Another developer, Daniel Sternberg, called a bug maintainer for wasting his time with a report he thought was generated using AI:

You submitted what appears to be an obvious AI “report” in which you say there is a security issue, probably because an AI tricked you into believing that. You then waste our time by not telling us that an AI did this for you and then continue the discussion with even more crappy answers – apparently also generated by the AI.

Code generation is an increasingly popular use case for large language models, although many developers are still torn about how useful they actually are. Programs like GitHub Copilot or ChatGPT’s own code generator can be very effective in producing scaffolding, the basic skeleton code to start any project. They can also be useful for finding functions in a programming library that a developer may not be familiar with.

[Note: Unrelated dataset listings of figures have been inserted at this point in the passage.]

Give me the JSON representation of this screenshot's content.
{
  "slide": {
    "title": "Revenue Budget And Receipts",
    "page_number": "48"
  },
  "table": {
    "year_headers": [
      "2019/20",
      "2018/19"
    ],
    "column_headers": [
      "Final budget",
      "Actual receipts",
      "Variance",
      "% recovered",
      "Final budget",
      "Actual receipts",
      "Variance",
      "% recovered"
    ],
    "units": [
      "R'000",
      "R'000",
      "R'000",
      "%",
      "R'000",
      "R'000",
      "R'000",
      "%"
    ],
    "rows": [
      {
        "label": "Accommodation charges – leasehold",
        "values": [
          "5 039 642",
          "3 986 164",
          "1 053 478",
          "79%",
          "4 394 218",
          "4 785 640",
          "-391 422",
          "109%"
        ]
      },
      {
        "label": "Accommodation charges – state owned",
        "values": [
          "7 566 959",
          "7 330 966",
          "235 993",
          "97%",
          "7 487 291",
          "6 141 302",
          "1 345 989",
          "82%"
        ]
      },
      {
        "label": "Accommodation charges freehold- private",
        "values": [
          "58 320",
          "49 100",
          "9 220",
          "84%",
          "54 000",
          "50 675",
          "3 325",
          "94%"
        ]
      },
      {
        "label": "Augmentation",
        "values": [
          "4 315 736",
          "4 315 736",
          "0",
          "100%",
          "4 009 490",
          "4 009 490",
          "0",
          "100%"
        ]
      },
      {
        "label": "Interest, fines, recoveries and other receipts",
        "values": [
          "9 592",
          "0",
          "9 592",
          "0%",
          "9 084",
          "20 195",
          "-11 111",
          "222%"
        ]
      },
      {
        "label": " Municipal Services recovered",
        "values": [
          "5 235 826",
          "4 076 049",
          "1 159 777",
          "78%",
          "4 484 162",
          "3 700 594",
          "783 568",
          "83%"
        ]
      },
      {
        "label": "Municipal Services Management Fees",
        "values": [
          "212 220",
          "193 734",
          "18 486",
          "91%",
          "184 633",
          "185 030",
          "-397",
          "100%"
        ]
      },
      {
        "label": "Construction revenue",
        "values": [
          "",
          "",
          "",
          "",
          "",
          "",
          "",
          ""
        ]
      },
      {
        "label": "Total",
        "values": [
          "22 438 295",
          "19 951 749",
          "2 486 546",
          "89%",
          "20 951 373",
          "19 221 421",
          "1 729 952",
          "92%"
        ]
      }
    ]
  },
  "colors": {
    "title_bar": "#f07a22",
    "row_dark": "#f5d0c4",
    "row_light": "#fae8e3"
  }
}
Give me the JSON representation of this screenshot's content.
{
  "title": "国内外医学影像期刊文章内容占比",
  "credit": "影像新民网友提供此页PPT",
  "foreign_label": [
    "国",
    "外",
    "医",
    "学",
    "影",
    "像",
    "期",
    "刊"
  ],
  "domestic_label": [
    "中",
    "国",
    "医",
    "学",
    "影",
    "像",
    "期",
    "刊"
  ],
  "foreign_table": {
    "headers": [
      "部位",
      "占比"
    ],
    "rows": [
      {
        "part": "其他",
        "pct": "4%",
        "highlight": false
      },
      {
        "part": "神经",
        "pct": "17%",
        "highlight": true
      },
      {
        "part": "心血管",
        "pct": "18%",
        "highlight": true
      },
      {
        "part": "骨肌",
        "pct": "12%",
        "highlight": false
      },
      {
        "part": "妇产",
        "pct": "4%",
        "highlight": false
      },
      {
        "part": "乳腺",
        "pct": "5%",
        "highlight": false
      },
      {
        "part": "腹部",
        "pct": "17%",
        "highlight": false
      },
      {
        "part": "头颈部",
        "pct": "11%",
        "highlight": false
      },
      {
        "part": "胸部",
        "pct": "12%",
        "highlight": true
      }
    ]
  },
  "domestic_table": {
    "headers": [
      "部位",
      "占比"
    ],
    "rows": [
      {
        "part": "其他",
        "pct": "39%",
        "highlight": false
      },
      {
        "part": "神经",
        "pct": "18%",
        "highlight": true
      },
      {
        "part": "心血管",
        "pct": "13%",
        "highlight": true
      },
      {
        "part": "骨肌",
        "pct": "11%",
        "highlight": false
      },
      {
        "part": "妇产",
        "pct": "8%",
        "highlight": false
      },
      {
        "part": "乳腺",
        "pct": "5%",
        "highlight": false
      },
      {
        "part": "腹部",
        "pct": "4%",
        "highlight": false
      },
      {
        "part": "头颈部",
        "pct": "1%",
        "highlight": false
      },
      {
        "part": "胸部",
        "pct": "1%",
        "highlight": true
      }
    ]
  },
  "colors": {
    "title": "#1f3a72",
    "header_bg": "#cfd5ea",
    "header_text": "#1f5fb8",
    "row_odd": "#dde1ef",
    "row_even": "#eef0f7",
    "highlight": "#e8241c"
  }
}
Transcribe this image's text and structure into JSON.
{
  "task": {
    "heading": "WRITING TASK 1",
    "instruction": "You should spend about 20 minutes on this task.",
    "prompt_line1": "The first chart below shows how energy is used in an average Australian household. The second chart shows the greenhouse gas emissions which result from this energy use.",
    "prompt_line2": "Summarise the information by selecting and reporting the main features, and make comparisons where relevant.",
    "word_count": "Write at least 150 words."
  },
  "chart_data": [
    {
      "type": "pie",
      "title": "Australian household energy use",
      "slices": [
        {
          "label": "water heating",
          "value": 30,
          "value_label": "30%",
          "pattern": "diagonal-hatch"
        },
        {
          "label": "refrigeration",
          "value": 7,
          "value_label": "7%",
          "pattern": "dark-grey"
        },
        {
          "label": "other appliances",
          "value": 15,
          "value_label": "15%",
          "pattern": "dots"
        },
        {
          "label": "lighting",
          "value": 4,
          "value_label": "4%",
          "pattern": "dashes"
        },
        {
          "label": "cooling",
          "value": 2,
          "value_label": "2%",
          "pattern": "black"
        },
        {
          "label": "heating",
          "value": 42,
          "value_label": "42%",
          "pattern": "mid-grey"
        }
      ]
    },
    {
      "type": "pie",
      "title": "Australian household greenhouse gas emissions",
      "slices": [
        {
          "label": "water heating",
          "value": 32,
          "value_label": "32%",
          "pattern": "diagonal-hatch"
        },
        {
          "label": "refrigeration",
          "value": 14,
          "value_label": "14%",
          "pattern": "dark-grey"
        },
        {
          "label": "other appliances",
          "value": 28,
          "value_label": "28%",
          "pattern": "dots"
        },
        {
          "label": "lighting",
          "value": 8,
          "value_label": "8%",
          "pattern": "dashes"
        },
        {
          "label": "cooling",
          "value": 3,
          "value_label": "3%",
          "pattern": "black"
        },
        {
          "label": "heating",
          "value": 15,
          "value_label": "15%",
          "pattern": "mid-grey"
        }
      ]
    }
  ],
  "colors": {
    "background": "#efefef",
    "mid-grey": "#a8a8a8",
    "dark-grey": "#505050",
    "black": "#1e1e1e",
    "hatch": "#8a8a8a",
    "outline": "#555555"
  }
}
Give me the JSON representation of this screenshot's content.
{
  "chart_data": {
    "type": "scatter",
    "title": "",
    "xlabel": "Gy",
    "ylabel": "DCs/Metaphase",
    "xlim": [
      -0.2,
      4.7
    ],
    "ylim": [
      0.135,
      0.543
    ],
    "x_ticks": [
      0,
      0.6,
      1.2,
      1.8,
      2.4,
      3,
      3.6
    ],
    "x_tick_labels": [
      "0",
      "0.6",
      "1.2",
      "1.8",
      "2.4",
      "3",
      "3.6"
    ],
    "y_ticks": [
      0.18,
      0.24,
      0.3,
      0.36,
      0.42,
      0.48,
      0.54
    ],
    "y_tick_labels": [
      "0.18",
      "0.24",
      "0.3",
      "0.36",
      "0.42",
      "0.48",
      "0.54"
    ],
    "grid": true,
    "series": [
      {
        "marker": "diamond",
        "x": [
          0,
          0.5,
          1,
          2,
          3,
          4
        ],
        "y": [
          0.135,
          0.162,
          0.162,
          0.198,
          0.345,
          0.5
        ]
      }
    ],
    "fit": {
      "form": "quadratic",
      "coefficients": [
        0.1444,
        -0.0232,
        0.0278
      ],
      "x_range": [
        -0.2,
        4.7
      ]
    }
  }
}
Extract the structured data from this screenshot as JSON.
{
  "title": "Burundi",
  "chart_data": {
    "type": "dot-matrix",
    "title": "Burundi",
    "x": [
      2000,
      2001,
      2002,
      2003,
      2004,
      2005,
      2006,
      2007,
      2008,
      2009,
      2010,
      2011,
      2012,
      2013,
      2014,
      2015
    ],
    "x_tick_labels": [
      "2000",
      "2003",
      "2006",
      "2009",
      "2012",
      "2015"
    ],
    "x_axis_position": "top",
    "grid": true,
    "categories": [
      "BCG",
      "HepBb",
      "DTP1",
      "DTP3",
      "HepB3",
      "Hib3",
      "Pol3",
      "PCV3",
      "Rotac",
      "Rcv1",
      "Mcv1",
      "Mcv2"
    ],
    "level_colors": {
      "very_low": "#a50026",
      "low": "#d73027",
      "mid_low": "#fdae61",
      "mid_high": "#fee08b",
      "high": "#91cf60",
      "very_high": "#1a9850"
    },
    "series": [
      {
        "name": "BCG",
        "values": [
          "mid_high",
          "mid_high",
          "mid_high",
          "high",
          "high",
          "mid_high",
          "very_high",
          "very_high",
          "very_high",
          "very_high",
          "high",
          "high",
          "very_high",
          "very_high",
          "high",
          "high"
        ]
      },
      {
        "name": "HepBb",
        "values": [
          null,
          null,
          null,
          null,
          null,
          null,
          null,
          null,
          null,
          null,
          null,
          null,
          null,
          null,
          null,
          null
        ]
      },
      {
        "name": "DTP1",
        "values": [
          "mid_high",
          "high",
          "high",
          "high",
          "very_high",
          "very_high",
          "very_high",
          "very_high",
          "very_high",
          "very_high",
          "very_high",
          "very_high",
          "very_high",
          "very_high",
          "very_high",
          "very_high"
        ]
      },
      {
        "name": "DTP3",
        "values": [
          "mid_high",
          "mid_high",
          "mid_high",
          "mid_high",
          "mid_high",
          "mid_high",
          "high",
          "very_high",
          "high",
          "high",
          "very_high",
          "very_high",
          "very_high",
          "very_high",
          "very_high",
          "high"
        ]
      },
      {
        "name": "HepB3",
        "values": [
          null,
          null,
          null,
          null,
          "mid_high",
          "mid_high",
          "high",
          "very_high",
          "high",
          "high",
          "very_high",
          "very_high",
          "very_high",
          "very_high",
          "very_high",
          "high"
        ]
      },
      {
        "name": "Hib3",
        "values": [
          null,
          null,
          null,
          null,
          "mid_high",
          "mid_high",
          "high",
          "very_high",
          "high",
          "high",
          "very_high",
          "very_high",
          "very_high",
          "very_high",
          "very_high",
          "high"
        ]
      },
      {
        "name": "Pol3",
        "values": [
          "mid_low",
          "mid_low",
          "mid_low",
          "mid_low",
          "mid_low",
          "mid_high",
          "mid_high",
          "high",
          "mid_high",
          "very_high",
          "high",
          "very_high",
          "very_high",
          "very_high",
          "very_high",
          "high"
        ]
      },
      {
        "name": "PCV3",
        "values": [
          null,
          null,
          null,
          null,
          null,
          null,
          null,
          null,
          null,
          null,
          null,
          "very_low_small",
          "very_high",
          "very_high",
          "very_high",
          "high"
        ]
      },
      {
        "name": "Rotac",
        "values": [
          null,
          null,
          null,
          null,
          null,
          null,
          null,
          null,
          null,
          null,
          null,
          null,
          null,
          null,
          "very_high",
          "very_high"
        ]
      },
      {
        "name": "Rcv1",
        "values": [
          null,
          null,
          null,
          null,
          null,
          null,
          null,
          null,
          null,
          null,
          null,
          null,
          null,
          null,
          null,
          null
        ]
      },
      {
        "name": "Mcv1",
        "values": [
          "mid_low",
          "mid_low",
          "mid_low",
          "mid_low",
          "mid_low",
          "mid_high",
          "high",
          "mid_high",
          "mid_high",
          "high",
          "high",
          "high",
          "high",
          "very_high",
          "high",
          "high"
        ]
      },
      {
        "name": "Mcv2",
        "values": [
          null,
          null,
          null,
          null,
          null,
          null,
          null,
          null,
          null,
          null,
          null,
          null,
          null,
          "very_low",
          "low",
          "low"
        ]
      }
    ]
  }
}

But as with any language model, they will hallucinate and produce incorrect code. Code generators are probabilistic tools that guess what you want to write next based on the code you give them and what they’ve seen before. Developers must always fundamentally understand the programming language they are working with and know what they are trying to build; Similarly, essays written by ChatGPT must be reviewed and edited manually.

Platforms like HackerOne offer bounties for successful bug reports, which may encourage some people to have ChatGPT scan a codebase for flaws and then submit erroneous flaws in LLM returns.

Spam has always existed on the Internet, but AI makes its generation much easier. It seems possible that we may find ourselves in a situation that requires more technologies such as CAPTCHAs for login screens to be used to combat this. An unfortunate situation and a big waste of everyone’s time.